// maths › Non-Right-Angle Trigonometry

Area of any triangle (½·a·b·sin C)

Find the area of any triangle from two sides and their included angle using one half a b sine C — the area companion to the sine and cosine rules — in degrees or radians, with the triangle drawn in the standard a, b, c labelling and the area shaded.

Area = ½·a·b·sin C (a, b sides; C the angle between them)

Angle unit

Frequently asked questions

How do I find a triangle's area with two sides and an angle?

Use Area = ½·a·b·sin C, where a and b are two sides and C is the angle between them. It works for any triangle and needs no perpendicular height.

How is this different from the basic area formula?

The basic ½ × base × height needs the perpendicular height.
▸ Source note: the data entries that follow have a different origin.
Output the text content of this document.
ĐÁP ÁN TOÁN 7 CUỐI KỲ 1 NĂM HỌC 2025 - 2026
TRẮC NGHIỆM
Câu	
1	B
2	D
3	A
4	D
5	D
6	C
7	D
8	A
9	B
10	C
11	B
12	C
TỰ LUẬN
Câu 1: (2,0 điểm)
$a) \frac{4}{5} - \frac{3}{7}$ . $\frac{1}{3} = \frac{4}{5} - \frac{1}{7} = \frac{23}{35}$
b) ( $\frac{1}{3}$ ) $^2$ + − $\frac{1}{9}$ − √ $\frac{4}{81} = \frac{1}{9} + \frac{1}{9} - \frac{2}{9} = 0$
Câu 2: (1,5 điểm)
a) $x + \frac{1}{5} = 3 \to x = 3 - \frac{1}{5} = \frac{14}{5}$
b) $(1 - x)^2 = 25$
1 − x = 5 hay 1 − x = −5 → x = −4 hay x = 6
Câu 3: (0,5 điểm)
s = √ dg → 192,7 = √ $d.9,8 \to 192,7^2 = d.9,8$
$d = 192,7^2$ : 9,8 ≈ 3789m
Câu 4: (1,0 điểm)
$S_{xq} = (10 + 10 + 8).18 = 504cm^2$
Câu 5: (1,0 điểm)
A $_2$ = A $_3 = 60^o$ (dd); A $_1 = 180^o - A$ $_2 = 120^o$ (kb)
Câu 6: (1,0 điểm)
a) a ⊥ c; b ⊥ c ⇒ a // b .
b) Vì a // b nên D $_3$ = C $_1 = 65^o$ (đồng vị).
This version replaces height with b·sin C, so you can find the area straight from two sides and their included angle — handy alongside the sine and cosine rules.

Can you give a worked example?

With a = 8, b = 11, and the included angle C = 37°: Area = ½·8·11·sin 37° ≈ 44·0.602 ≈ 26.5 square units. The same angle in radians is 37° ≈ 0.6458 rad; flip the Degrees/Radians toggle and the working updates to match.

Which angle do I use?

Always the angle enclosed by the two sides you chose. With standard labelling, sides a and b enclose angle C; if you use sides b and c, the included angle is A instead.

Where is this used in real life?

Surveyors and land valuers find areas of irregular plots from measured sides and angles, architects compute triangular surfaces, and it is used in engineering cross-sections and 3D mesh modelling.